POST also adopted this policy as the statutorily-required education and training curriculum and uses it to train police officers, supervisory personnel, and prosecutors on appropriate responses to family violence incidents (CGS 46b-38b). It meets statutory criteria by covering:

1. the nature, extent, and causes of family violence;

2. police officers' duties to enforce criminal laws and protect and help victims;

3. parties' legal rights and remedies;

4. techniques for reducing the risk of police officer injuries and promoting victim safety; and

5. available services and facilities for both parties (CGS 46b-38b).

POST's curriculum is a model for departments that handle training in-house, but they are not mandated to use it.

task force's model policy and training curricula

In 2011, the legislature responded to continuing concerns that family violence laws were not being enforced uniformly by creating a task force to, among other things, study existing practices and develop a policy for officers to follow in all cases involving family violence or related protective order violations. In addition to provisions addressing changes in Judicial Branch procedures, which are not addressed here, the model policy calls for improvements in police education and training. (Existing law requires all basic or review training programs to provide at least two hours of training on domestic violence-related topics (CGS 7-294g)).

Education and Training Curricula

One of the model policy's key components is intended to ensure that the laws are uniformly enforced throughout the state. It requires the State Police and POST to jointly develop two curricula, by December 2012, one for training police officers and the other for training instructors.

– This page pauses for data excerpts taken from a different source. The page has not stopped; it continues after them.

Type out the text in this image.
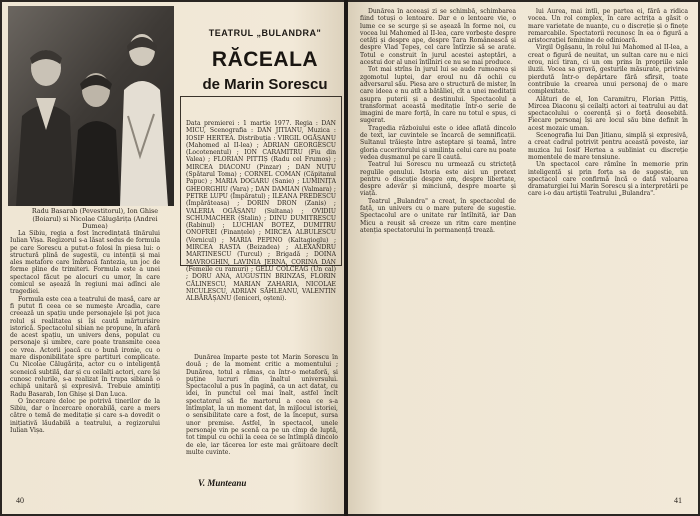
Radu Basarab (Pevestitorul), Ion Ghise (Boiarul) si Nicolae Călugărița (Andrei Dumea)
TEATRUL „BULANDRA"
RĂCEALA
de Marin Sorescu
Data premierei : 1 martie 1977. Regia : DAN MICU, Scenografia : DAN JITIANU, Muzica : IOSIF HERTEA. Distribuția : VIRGIL OGĂȘANU (Mahomed al II-lea) ; ADRIAN GEORGESCU (Locotenentul) ; ION CARAMITRU (Fiu din Valea) ; FLORIAN PITTIȘ (Radu cel Frumos) ; MIRCEA DIACONU (Pinzar) ; DAN NUȚU (Spătarul Toma) ; CORNEL COMAN (Căpitanul Papuc) ; MARIA DOGARU (Sanie) ; LUMINIȚA GHEORGHIU (Vara) ; DAN DAMIAN (Valmara) ; PETRE LUPU (Împăratul) ; ILEANA PREDESCU (Împărăteasa) ; DORIN DRON (Zanis) ; VALERIA OGĂȘANU (Sultana) ; OVIDIU SCHUMACHER (Stalin) ; DINU DUMITRESCU (Rabinul) ; LUCHIAN BOTEZ, DUMITRU ONOFREI (Finanțele) ; MIRCEA ALBULESCU (Vornicul) ; MARIA PEPINO (Kaltagioglu) ; MIRCEA RASTA (Beizadea) ; ALEXANDRU MARTINESCU (Turcul) ; Brigadă ; DOINA MAVROGHIN, LAVINIA JERNA, CORINA DAN (Femeile cu ramuri) ; GELU COLCEAG (Un cal) ; DORU ANA, AUGUSTIN BRINZAS, FLORIN CĂLINESCU, MARIAN ZAHARIA, NICOLAE NICULESCU, ADRIAN SĂHLEANU, VALENTIN ALBĂRĂȘANU (Ieniceri, oșteni).

La Sibiu, regia a fost încredințată tînărului Iulian Vișa. Regizorul s-a lăsat sedus de formula pe care Sorescu a putut-o folosi în piesa lui: o structură plină de sugestii, cu intenții și mai ales metafore care îmbracă fantezia, un joc de forme pline de trimiteri. Formula este a unei spectacol făcut pe alocuri cu umor, în care comicul se așează în regiuni mai adînci ale tragediei.

Formula este cea a teatrului de masă, care ar fi putut fi ceea ce se numește Arcadia, care creează un spațiu unde personajele își pot juca rolul și realitatea și își caută mărturisire istorică. Spectacolul sibian ne propune, în afară de acest spațiu, un univers dens, populat cu personaje și umbre, care poate transmite ceea ce vrea. Actorii joacă cu o bună ironie, cu o mare disponibilitate spre partituri complicate. Cu Nicolae Călugărița, actor cu o inteligență sceneică subtilă, dar și cu ceilalți actori, care își cunosc rolurile, s-a realizat în trupa sibiană o echipă unitară și expresivă. Trebuie amintiți Radu Basarab, Ion Ghișe și Dan Luca.

O încercare deloc pe potrivă tinerilor de la Sibiu, dar o încercare onorabilă, care a mers către o temă de meditație și care s-a dovedit o inițiativă lăudabilă a teatrului, a regizorului Iulian Vișa.

Dunărea împarte peste tot Marin Sorescu în două ; de la moment critic a momentului ; Dunărea, totul a rămas, ca într-o metaforă, și puține lucruri din înaltul universului. Spectacolul a pus în pagină, ca un act datat, cu idei, în punctul cel mai înalt, astfel încît spectatorul să fie martorul a ceea ce s-a întîmplat, la un moment dat, în mijlocul istoriei, o sensibilitate care a fost, de la început, sursa unor premise. Astfel, în spectacol, unele personaje vin pe scenă ca pe un cîmp de luptă, tot timpul cu ochii la ceea ce se întîmplă dincolo de ele, iar tăcerea lor este mai grăitoare decît multe cuvinte.

V. Munteanu
40

Dunărea în aceeași zi se schimbă, schimbarea fiind totuși o lentoare. Dar e o lentoare vie, o lume ce se scurge și se așează în forme noi, cu vocea lui Mahomed al II-lea, care vorbește despre cetăți și despre ape, despre Țara Românească și despre Vlad Țepeș, cel care întîrzie să se arate. Totul e construit în jurul acestei așteptări, a acestui dor al unei întîlniri ce nu se mai produce.

Tot mai strîns în jurul lui se aude rumoarea și zgomotul luptei, dar eroul nu dă ochii cu adversarul său. Piesa are o structură de mister, în care ideea e nu atît a bătăliei, cît a unei meditații asupra puterii și a destinului. Spectacolul a transformat această meditație într-o serie de imagini de mare forță, în care nu totul e spus, ci sugerat.

Tragedia războiului este o idee aflată dincolo de text, iar cuvintele se încarcă de semnificații. Sultanul trăiește între așteptare și teamă, între gloria cuceritorului și umilința celui care nu poate vedea dușmanul pe care îl caută.

Teatrul lui Sorescu nu urmează cu stricteță regulile genului. Istoria este aici un pretext pentru o discuție despre om, despre libertate, despre adevăr și minciună, despre moarte și viață.

Teatrul „Bulandra" a creat, în spectacolul de față, un univers cu o mare putere de sugestie. Spectacolul are o unitate rar întîlnită, iar Dan Micu a reușit să creeze un ritm care menține atenția spectatorului în permanență trează.

lui Aurea, mai intîi, pe partea ei, fără a ridica vocea. Un rol complex, în care actrița a găsit o mare varietate de nuanțe, cu o discreție și o finețe remarcabile. Spectatorii recunosc în ea o figură a aristocrației feminine de odinioară.

Virgil Ogășanu, în rolul lui Mahomed al II-lea, a creat o figură de neuitat, un sultan care nu e nici erou, nici tiran, ci un om prins în propriile sale iluzii. Vocea sa gravă, gesturile măsurate, privirea pierdută într-o depărtare fără sfîrșit, toate contribuie la crearea unui personaj de o mare complexitate.

Alături de el, Ion Caramitru, Florian Pittiș, Mircea Diaconu și ceilalți actori ai teatrului au dat spectacolului o coerență și o forță deosebită. Fiecare personaj își are locul său bine definit în acest mozaic uman.

Scenografia lui Dan Jitianu, simplă și expresivă, a creat cadrul potrivit pentru această poveste, iar muzica lui Iosif Hertea a subliniat cu discreție momentele de mare tensiune.

Un spectacol care rămîne în memorie prin inteligență și prin forța sa de sugestie, un spectacol care confirmă încă o dată valoarea dramaturgiei lui Marin Sorescu și a interpretării pe care i-o dau artiștii Teatrului „Bulandra".

41
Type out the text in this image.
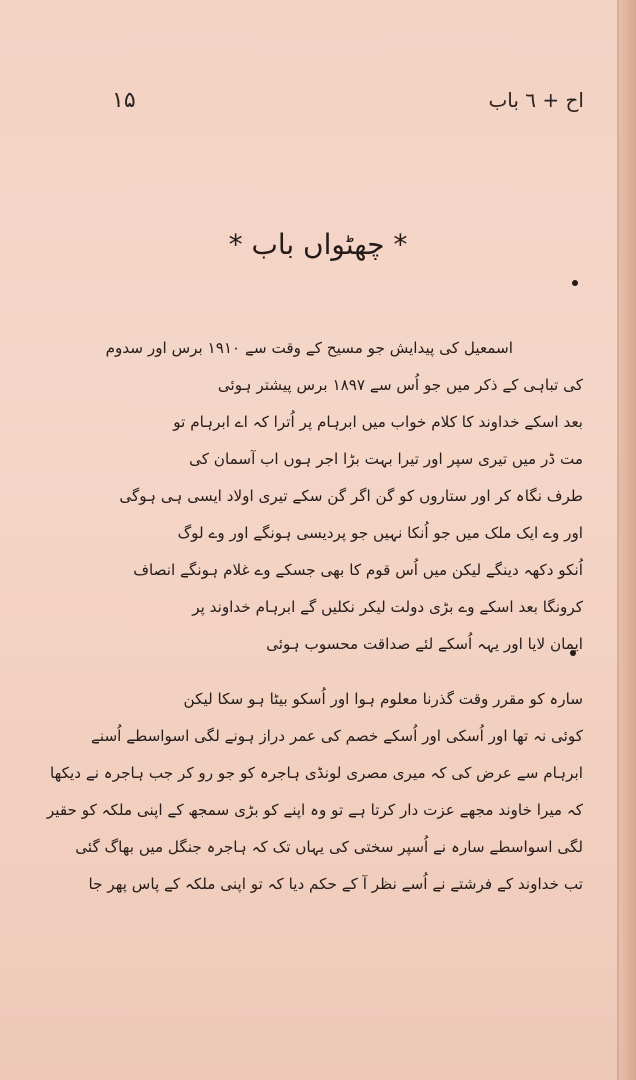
۱۵	اح + ٦ باب
* چھٹواں باب *
اسمعیل کی پیدایش جو مسیح کے وقت سے ۱۹۱۰ برس اور سدوم
کی تباہی کے ذکر میں جو اُس سے ۱۸۹۷ برس پیشتر ہوئی
بعد اسکے خداوند کا کلام خواب میں ابرہام پر اُترا کہ اے ابرہام تو
مت ڈر میں تیری سپر اور تیرا بہت بڑا اجر ہوں اب آسمان کی
طرف نگاہ کر اور ستاروں کو گن اگر گن سکے تیری اولاد ایسی ہی ہوگی
اور وے ایک ملک میں جو اُنکا نہیں جو پردیسی ہونگے اور وے لوگ
اُنکو دکھہ دینگے لیکن میں اُس قوم کا بھی جسکے وے غلام ہونگے انصاف
کرونگا بعد اسکے وے بڑی دولت لیکر نکلیں گے ابرہام خداوند پر
ایمان لایا اور یہہ اُسکے لئے صداقت محسوب ہوئی
سارہ کو مقرر وقت گذرنا معلوم ہوا اور اُسکو بیٹا ہو سکا لیکن
کوئی نہ تھا اور اُسکی اور اُسکے خصم کی عمر دراز ہونے لگی اسواسطے اُسنے
ابرہام سے عرض کی کہ میری مصری لونڈی ہاجرہ کو جو رو کر جب ہاجرہ نے دیکھا
کہ میرا خاوند مجھے عزت دار کرتا ہے تو وہ اپنے کو بڑی سمجھ کے اپنی ملکہ کو حقیر
لگی اسواسطے سارہ نے اُسپر سختی کی یہاں تک کہ ہاجرہ جنگل میں بھاگ گئی
تب خداوند کے فرشتے نے اُسے نظر آ کے حکم دیا کہ تو اپنی ملکہ کے پاس پھر جا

Enhanced Training on the Use of Self Defense. The task force policy requires police training classes and course material to be expanded to cover in greater detail the circumstances under which a victim is justified in using physical force against an attacker. This change is intended to lower the state's dual arrest rate, which is reportedly one of the highest in the nation. (A dual arrest occurs when both participants in an altercation are charged with family violence crimes.)

Additional Training

The model policy requires police chiefs to continually train supervisors on changes in law and department procedures. In addition, all police officers must attend training classes every year to, among other things, learn about statutory and model policy changes. Participants must be asked to give instructors feedback on the training's effectiveness.

Recommendations for Further Study

The task force also submitted a report along with its model policy proposal in which it recommended further study on the need for establishing procedures for:

1. ensuring that protective order laws are enforced consistently,

2. handling family violence incidents involving police officers,

3. accompanying the accused when he or she returns to the victim's residence to retrieve personal belongings, and

4. responding to incidents involving more than one law enforcement agency's jurisdiction.

Other areas the report identified as deserving further study were (1) setting weapon seizure protocols, (2) designating family violence liaisons in each precinct, (3) requiring more training, and (4) requiring incident reports to contain more dual arrest information.


Public Act 12-114 established the Family Violence Model Policy Governing Council and places the topics recommended by the task force within the council's statutory charge. Under the act, the council must:

1. evaluate policies and procedures law enforcement agencies use when responding to family violence incidents and violations of restraining and protective orders,

2. review and update the statewide family violence law enforcement policy, and

3. evaluate the accuracy of family violence-related data DESPP and Judicial Branch gather and maintain.